Jet:  Basic Concepts

Jet is based on the concepts of annotation, annotated documents, and annotators as developed for the Tipster Architecture.  An annotation is a piece of information about a portion of a document.  It consists of For example, in "My mouse eats cheese.", to indicate that "My mouse" is a noun phrase, we would record an annotation with start = 0 and end = 10 (end points to the position past the end of the annotation, and includes the white space following the token), type = "constit" (constituent), and feature "cat" (category) with value "np".

A document consists of some text (a character string) and some annotations on that text.  In processing the document, we normally do not alter the text;  rather, we add annotations to it.

An annotator is a procedure (method) which analyzes a document, including the annotations already on it, and adds new annotations to the document.  (It can also delete annotations, although that is less common.)  The processing of a document is organized as a series of annotation steps, each performed by one annotator.  For example, processing may begin with a text zoner (which finds the portion of the document containing the text to be further analyzed), a sentence splitter (which divides that portion into sentences), and a part-of-speech tagger.
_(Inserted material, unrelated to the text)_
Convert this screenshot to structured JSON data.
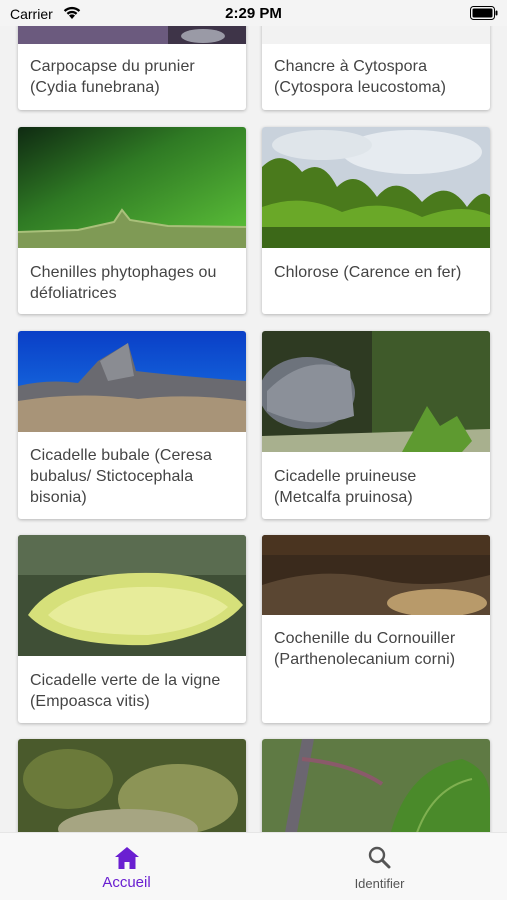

An external document is a document which exists outside of a Jet system, typically as a file or a Web page.  When an external document is opened (converted to an (internal) document), some of the information from the external document may be converted to annotations.  Several different formats of external documents are recognized.  The most common uses XML-like tags, such as "<constit cat="np"> ... </constit>" to indicate that some words form an NP constituent.  Another format, for part-of-speech information only, represents data as token/POStag (for example, "The/DT cat/NN chases/VBZ mice/NNS").